…the Russian psyche, forged through centuries of abuse by the country’s rulers and enemies alike, is not “like us”…
I borrowed The War of Nerves:Inside the Cold War Mind thinking it was going to be about spies, but it was really about fear. The arms race between the USSR and the US took the world to the brink of destruction. East and West lived for decades in a state of mutual incomprehension, misunderstanding, mistrust and paranoia that nearly killed us all.
After millions of Soviets suffered and died defeating the Germans in WWII, there was a brief honeymoon of gratitude for their enormous sacrifice…but then the West (particularly the US) managed to pretty comprehensively stomp all over their sensitivities. Thus, East Berlin and the Wall and the Iron Curtain.
Fearmongering, as we know from our recent experiences here – looking at you, John Howard et al – is effective but heartless politics. The Soviets feared the that the US was going to attack them; the leaders projected their own experience and psychological understanding onto their counterparts and saw lies, disinformation, dissimulation and conspiracies everywhere. And in the US, with its McCarthy witch hunts and ‘reds under the beds’ campaigns, it was vice versa. Thus when each side suspected the other of planning nuclear strikes, we had ‘brinkmanship’ – a game of ‘chicken’ played with weapons of mass destruction.
Did you know that the WWIII was narrowly averted in 1983? Communist propaganda reinforced the idea that the individual was not to be trusted, that Party protocols or automation were the superior decision-makers. Well, a computerised Soviet early warning system misfired. It was only because Stanislav Petrov, the Russian officer on duty, chose to hang back, re-check and await corroboration instead of blindly following the order to launch that bombs weren’t launched. Whew.
We hear about the big players – Stalin, Churchill, Reagan, Truman, Khrushchev – and high-level international politics but Sixsmith also explores the psychology of the times through personal stories and anecdotes, through art, literature, religion, science, music and popular culture.

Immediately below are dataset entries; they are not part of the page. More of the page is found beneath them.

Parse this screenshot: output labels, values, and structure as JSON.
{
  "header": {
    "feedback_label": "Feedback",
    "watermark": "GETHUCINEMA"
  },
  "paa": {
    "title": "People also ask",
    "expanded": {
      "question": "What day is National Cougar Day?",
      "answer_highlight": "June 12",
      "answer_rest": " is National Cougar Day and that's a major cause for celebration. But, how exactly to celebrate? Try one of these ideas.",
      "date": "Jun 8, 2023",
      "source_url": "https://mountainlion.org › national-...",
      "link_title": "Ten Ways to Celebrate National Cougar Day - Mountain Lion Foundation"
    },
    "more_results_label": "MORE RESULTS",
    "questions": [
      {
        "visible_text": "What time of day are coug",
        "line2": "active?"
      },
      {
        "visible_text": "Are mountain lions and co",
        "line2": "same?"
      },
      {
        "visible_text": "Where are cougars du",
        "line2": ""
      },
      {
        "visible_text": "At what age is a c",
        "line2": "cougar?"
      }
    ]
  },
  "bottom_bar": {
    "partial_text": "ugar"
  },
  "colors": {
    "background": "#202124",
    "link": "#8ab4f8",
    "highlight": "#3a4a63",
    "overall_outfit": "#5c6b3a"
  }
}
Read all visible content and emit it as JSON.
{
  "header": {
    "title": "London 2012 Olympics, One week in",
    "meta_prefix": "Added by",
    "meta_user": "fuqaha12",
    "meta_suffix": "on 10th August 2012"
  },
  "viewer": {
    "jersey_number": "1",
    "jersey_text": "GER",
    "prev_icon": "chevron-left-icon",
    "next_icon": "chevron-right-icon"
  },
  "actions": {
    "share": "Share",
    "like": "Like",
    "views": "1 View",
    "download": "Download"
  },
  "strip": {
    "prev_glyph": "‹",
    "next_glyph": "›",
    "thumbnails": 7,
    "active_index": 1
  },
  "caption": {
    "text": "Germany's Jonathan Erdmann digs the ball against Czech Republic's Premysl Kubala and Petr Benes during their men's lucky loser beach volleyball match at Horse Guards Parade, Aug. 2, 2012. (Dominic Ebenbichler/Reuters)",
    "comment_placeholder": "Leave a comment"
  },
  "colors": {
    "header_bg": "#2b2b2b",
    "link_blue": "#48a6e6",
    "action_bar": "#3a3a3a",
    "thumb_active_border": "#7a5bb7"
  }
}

The anecdote that has stayed with me is about the Russian cosmonaut Vladimir Komarov, who went knowingly to his death in 1967. Increasingly lagging in the ‘space race’, the Soviet authorities demanded the Soyuz launch go ahead at all costs. All the scientists knew that the ship was not space-worthy; the program had been dogged by technical problems, cost-cutting and time-saving shortcuts. But no-one could tell the authorities because questioning the superiority of Soviet technology amounted to treason. And Komarov knew that if he pulled out, they would instead send his friend and colleague, Yuri Gagarin. So he chose to go, with predictable results.
This is a gripping stuff, and it seems (sigh) like history is repeating. Disinformation, lies and wacky conspiracy theories spread like the plague via social media and Sky commentators. When I was young, it seemed unthinkable that there would ever be another world war but I wonder if we are getting closer and closer to another brink.
It’s so depressing that the human race seems incapable of moving past fear-mongering, lies and mistrust. Can’t we ever learn from our mistakes?
My daughter is a bit obsessed by the space race and the Cold War and has told me that story abut Petrov — I didn’t know about Komarov, though. How sad, how heroic. I was astonished to learn that the USSR was way ahead in the space race right up till the moon landing! I am the victim of American propaganda.